PostgreSQL
Preparation
To allow Shaped to connect to your Postgres database, you need to create a read-only user and pass the details into a Create Dataset request. You can create a read-only user on your Postgres DB with the following commands:
# 1. Create a new user.
CREATE USER read_only_user WITH PASSWORD 'secure_password1!';
# 2. Grant the user connection to the database.
GRANT CONNECT ON DATABASE database_name TO read_only_user;
# 3. Grant the user usage of the schema.
GRANT USAGE ON SCHEMA public TO read_only_user;
# 4. Grant the user read access to all the tables in the schema. Note you can also
# restrict this to your specific user, item and interaction views.

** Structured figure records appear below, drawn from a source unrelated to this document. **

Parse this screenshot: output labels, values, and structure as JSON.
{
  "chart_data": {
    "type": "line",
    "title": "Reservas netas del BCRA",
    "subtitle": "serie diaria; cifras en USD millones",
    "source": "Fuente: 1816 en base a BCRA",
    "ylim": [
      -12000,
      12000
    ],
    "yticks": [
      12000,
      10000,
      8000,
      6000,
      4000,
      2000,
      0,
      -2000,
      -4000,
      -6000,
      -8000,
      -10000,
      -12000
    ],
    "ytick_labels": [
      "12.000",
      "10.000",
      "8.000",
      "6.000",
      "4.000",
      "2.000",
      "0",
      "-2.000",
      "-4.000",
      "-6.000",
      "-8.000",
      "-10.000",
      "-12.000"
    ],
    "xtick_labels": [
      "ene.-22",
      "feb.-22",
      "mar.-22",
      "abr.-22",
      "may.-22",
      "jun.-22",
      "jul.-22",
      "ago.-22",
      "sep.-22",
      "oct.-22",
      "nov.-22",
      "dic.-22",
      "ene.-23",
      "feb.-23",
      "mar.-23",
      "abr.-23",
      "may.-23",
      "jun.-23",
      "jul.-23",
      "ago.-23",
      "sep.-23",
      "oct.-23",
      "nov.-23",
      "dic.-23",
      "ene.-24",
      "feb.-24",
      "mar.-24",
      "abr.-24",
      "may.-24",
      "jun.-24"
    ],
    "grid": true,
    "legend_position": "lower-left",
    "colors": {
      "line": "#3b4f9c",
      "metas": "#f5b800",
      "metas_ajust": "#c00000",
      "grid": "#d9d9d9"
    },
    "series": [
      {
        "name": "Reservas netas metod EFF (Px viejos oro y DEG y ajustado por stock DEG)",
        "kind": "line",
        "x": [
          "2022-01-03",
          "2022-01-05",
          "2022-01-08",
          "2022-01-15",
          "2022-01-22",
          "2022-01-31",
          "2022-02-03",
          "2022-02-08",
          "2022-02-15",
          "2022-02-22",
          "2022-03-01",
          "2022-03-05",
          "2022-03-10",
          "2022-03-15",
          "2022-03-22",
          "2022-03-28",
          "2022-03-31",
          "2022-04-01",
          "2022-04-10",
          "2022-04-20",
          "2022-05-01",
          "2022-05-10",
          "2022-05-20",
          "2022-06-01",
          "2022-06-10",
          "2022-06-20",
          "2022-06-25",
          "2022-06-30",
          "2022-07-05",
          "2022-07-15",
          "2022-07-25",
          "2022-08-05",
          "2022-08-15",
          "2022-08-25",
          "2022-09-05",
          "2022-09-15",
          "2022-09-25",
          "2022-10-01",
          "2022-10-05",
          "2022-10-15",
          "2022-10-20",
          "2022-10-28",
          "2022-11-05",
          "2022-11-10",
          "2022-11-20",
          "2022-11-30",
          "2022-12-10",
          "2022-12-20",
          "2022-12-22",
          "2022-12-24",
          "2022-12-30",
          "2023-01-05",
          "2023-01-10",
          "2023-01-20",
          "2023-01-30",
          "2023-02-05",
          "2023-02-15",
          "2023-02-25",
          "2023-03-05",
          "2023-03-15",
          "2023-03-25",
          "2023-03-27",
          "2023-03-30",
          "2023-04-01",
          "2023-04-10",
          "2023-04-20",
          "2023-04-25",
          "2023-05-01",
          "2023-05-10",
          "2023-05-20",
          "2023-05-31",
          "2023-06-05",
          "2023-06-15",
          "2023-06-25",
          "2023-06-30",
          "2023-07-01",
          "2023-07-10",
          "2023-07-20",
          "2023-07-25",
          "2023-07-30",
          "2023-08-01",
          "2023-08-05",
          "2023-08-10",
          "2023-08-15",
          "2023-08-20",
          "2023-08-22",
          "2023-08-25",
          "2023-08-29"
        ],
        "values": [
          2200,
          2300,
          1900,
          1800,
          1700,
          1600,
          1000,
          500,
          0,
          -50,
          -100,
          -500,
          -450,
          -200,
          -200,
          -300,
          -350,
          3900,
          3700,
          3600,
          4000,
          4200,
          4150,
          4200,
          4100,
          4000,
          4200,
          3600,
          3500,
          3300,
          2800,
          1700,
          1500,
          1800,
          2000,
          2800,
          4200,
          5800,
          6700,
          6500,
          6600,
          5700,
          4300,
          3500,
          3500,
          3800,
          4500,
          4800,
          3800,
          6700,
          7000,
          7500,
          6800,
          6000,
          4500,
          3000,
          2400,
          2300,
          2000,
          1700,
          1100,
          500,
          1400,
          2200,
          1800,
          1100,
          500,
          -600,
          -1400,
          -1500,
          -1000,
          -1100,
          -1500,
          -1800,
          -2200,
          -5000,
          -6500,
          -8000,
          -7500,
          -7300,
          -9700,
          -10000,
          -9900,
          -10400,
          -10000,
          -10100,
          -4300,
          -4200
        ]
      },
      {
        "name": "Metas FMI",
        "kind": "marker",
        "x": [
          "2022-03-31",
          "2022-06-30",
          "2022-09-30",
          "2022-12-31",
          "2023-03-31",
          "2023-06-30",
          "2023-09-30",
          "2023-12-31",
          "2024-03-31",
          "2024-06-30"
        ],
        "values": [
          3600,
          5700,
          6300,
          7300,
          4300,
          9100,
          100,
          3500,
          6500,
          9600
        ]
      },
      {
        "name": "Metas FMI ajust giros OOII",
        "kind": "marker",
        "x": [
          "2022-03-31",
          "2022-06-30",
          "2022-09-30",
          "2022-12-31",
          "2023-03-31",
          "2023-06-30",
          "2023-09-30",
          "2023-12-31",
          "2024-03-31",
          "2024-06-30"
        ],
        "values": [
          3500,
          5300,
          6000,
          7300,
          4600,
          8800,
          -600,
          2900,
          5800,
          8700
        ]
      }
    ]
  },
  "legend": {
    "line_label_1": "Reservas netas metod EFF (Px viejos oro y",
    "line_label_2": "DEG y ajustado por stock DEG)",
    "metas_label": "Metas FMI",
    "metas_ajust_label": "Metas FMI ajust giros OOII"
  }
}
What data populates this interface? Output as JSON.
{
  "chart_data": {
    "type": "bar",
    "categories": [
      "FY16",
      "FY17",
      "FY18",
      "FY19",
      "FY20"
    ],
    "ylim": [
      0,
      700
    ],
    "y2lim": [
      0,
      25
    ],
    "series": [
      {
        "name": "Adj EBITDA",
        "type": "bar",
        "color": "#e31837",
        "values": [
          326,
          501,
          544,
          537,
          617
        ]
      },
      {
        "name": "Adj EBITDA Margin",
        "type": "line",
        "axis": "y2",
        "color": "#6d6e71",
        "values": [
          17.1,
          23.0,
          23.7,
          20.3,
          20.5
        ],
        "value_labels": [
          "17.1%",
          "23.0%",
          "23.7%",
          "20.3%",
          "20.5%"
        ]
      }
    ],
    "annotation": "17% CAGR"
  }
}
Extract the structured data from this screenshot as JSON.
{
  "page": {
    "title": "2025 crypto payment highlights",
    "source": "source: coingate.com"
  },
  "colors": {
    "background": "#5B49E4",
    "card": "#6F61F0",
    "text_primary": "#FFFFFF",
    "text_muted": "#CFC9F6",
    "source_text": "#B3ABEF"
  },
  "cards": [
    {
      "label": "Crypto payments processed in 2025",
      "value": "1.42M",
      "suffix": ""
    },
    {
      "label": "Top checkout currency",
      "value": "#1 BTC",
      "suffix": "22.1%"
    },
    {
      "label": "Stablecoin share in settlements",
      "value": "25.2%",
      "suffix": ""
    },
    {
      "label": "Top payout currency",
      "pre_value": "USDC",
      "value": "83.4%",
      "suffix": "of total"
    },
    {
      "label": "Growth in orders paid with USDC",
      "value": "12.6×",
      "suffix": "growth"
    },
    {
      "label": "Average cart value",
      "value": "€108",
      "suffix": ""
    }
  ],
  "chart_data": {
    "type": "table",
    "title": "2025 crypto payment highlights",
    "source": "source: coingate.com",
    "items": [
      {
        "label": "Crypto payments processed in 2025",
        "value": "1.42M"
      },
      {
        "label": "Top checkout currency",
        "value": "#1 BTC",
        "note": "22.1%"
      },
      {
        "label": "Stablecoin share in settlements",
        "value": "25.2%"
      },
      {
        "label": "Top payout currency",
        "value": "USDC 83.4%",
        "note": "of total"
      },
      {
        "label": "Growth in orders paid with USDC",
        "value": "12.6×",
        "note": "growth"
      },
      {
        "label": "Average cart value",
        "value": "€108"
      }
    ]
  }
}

GRANT SELECT ON ALL TABLES IN SCHEMA public TO read_only_user;
# 5. Grant the group access to future tables in the schema.
ALTER DEFAULT PRIVILEGES IN SCHEMA public GRANT SELECT ON TABLES TO read_only_user;
Dataset Configuration
Required fields
Field | Example | Description |
---|---|---|
schema_type | POSTGRES | Specifies the connector schema type, in this case "Postgres". |
table | movies | The name of the table to sync. |
user | your_user | Access account username. |
password | pAssw0rd1! | Access account password. |
host | my-postgres-db.xxxxxxx.us-east-2.rds.amazonaws.com | Database hostname. |
port | 5432 | Database port (the default for Postgres is 5432). |
database | movielens | The name of the database that contains table to sync. |
replication_key | updated_at | The name of the column that contains a datetime key or ascending id for ordering data during incremental syncs. |
Optional fields
Field | Example | Description |
---|---|---|
database_schema | public | The name of the schema that contains table to sync. |
columns | ["productId", "color", "brand", "stockLevel"] | The name of the columns you wish to sync from Postgres into Shaped. If not specified, all columns will be synced. |
unique_keys | ["productId"] | Specify a list of columns that uniquely identify a row in the table, if duplicate rows are inserted with these keys, the latest row will be used. |
ssl_certificate_authority | (certificate content) | The certificate authority that should be used to verify the server's identity. |
ssl_client_certificate | (certificate content) | The certificate that should be used to verify your identity to the server. |
ssl_client_private_key | (key content) | The private key for the certificate you provided. |
ssh_tunnel_host | ssh.example.com | The hostname of the SSH server to tunnel through. |
ssh_tunnel_port | 22 | The port of the SSH server (default is 22). |
ssh_tunnel_username | your_ssh_username | The username for SSH authentication. |
ssh_tunnel_password | your_ssh_password | The password for SSH authentication (if not using private key). |
ssh_tunnel_private_key | (key content) | The content of the private key for SSH authentication. Can be used instead of private_key_path. |
ssh_tunnel_private_key_password | (password) | The password for the private key (if using ssh_tunnel_private_key). |
batch_size | 100000 | The number of rows to fetch from the database in each batch, changing this can improve throughput for large tables. The default is 10000. |
Dataset Creation Example
Below is an example of a Postgres dataset connector configuration:
name: your_postgres_dataset
schema_type: POSTGRES
table: movies
user: your_user
password: pAssw0rd1!
host: my-postgres-db.xxxxxxx.us-east-2.rds.amazonaws.com
port: 5432
database: movielens
replication_key: updated_at
The following payload will create a Postgres dataset and begin syncing data from Shaped using the Shaped CLI.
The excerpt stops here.